Apparently, I am one such fool.
Despite some rocky times for the Government of late, principally through some caustic karma returning the way of Judith Collins, National remains overwhelmingly popular largely on the back of our love for John Key. David Cunliffe is such a distant second one might wonder if he’s actually in the race.
Fairfax’s latest leader-favorability poll tells us that Key gained 43 percent positive comments from voters, 30 percent negative and 27 percent neutral or nothing. On the other hand, Cunliffe only got 6 percent positive comments, 25 percent negative and – here’s the kicker – a massive 69 percent of people were neutral or expressed nothing. Nothing. In other words, most Kiwis don’t give a toss about him. And this is where Labour might feel some of that doom.

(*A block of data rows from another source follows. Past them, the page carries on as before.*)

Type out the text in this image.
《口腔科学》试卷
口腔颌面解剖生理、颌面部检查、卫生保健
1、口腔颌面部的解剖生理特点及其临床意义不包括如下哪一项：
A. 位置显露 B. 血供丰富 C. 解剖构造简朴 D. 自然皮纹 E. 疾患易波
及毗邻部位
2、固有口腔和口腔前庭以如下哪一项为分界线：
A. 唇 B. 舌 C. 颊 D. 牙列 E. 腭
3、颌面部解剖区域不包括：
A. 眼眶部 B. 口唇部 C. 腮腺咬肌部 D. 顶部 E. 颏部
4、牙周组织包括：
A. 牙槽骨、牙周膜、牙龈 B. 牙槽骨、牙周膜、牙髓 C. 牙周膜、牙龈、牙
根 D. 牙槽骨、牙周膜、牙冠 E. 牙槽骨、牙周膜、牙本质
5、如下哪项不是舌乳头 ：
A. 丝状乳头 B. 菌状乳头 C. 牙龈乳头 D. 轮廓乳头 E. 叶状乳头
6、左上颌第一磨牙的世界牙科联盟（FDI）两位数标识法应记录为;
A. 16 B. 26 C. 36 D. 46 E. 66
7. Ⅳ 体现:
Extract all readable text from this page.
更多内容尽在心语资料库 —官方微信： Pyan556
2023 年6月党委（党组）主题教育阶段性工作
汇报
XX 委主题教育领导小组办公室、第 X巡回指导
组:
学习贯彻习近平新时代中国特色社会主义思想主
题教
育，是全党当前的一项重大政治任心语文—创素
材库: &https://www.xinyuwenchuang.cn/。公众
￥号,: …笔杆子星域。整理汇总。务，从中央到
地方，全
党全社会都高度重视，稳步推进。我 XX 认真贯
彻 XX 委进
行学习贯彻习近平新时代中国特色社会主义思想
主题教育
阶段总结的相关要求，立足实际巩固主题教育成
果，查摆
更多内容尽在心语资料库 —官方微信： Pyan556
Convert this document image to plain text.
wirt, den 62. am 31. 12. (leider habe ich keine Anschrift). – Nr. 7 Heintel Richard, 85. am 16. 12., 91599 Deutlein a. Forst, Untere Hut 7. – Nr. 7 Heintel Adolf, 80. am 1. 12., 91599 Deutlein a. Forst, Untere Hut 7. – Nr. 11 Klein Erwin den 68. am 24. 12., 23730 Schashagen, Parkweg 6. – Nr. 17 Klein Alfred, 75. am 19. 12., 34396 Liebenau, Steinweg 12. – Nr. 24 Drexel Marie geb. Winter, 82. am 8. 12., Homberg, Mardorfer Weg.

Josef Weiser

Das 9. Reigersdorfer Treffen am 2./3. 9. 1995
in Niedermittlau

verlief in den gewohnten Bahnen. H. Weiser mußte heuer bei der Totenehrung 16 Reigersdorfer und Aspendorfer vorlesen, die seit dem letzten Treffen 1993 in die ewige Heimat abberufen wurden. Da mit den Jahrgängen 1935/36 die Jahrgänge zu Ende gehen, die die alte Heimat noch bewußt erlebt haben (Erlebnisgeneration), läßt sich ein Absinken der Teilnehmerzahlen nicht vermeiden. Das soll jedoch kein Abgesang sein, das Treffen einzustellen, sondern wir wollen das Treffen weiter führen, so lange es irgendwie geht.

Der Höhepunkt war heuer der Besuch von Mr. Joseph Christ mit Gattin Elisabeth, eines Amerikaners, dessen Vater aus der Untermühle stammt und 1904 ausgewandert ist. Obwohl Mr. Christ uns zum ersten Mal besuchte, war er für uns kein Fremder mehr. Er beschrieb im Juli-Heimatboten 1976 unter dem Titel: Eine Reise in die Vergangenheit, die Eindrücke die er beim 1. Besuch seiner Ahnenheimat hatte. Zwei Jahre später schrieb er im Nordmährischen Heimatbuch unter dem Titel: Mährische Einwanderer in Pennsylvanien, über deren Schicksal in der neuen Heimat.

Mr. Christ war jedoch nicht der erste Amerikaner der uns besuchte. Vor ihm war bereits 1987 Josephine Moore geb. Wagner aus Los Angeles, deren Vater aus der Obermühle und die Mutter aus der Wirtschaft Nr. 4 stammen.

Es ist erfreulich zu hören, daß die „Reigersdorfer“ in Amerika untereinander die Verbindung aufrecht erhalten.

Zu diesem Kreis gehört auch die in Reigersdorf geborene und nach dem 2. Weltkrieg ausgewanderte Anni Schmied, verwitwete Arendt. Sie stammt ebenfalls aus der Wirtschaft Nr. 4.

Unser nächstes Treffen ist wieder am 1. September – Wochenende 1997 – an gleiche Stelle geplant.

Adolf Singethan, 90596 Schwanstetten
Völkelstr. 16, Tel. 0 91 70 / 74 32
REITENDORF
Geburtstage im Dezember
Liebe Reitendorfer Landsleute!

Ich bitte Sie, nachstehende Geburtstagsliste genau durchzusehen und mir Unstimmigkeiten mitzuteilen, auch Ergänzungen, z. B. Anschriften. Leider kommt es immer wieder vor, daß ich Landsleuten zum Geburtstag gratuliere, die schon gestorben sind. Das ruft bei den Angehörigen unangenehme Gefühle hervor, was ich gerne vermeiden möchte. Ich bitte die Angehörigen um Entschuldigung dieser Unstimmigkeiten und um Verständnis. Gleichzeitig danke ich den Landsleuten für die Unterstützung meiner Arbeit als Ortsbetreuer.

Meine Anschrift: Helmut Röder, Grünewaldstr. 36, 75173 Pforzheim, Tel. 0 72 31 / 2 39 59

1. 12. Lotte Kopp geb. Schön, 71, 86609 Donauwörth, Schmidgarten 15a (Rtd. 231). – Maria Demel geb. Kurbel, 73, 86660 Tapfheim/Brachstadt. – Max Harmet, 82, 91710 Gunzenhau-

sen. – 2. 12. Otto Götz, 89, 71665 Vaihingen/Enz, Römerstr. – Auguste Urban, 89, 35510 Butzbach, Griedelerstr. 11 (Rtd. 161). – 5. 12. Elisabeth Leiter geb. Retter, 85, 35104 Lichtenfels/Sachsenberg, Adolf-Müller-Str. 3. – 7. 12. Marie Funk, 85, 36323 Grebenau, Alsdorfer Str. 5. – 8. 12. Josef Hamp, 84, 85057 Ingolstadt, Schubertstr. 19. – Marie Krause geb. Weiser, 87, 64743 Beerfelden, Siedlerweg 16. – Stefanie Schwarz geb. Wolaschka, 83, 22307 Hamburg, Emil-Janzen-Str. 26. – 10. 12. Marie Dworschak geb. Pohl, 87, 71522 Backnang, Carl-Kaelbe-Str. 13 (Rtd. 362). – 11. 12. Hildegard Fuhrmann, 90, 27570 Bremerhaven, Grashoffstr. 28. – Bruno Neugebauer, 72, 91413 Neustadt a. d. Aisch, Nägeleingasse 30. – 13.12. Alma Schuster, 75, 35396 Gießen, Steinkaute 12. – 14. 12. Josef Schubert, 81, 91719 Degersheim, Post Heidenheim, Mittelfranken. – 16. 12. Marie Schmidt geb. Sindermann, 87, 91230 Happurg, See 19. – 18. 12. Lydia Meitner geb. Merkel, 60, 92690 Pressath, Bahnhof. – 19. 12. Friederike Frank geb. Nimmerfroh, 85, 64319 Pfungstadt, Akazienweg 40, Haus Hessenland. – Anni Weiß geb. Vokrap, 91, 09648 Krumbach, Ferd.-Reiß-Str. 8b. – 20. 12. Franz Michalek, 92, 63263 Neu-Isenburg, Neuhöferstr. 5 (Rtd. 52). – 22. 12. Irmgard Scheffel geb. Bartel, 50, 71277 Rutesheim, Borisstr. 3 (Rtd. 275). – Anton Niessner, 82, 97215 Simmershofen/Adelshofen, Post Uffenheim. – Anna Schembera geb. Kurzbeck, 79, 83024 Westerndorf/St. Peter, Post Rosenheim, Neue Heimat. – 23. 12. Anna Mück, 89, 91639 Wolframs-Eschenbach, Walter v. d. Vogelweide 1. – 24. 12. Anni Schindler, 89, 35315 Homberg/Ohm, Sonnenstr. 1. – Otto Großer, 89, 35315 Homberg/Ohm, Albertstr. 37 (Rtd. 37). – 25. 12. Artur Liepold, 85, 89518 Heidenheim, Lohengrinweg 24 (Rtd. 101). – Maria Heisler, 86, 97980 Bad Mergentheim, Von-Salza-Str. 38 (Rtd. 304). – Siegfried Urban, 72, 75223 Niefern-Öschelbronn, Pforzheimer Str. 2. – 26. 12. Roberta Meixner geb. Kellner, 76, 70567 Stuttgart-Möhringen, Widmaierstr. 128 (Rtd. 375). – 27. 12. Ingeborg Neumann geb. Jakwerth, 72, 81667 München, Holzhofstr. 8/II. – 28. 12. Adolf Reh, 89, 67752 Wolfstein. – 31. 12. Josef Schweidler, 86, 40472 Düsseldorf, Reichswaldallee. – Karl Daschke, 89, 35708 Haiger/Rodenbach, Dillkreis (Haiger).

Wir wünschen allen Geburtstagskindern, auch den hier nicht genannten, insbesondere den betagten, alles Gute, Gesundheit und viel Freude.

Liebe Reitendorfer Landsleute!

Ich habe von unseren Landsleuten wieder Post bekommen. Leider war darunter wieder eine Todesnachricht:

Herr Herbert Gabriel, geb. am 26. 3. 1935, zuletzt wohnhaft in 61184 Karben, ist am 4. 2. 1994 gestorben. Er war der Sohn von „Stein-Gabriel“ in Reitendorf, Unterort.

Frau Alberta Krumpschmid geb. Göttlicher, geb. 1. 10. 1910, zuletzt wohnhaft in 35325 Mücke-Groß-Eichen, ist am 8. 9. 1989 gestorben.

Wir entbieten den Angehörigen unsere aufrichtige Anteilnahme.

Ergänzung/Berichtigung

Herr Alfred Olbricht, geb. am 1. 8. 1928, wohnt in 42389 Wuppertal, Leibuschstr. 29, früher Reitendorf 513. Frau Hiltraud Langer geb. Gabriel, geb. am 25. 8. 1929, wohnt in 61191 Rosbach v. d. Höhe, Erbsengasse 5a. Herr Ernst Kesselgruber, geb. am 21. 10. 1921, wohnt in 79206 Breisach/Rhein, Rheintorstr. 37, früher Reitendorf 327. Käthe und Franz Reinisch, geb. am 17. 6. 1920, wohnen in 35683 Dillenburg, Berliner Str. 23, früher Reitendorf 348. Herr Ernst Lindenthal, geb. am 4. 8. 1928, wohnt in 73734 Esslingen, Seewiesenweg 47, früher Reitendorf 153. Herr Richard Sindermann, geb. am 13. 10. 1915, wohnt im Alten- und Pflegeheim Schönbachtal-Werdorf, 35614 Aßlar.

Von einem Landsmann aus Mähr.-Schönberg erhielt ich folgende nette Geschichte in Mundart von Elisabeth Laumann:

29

The one thing that is certain, however, is that during the upcoming election campaign Cunliffe will get something he desperately needs: exposure. Just as minor parties benefit in the lead up to the election when the lens of publicity and public interest widens, so it will be for the Labour leader. And the fact that so many of us hold no views on him means he has a chance to impress.
In recent days there has been some commentary on the fact that Cunliffe needs to be himself and not over-analyse things if he wants to connect with the electorate. Given that, he might take a few tips from his wife. After watching John Campbell’s extended interview with the pair last week, I wanted to vote for her.
But what Cunliffe did really well in that interview was share the stage with his wife. I’m sure the carefully calculated side of him would have screamed for the camera to focus on him. Instead, perhaps because he was at home and disarmed by Campbell’s beautifully bumbling approach, a more relaxed side emerged and it worked for him. Perhaps if he can harness that manner on the hustings he might turn those 69 percent who have no opinion of him into people who like him, and in turn raise the popularity of his party.
Key has no real scope. We know him. Our views are formed. The fact we couldn’t care less about Cunliffe, however, gives him a real opportunity.
The one question that remains then is this: is he good enough?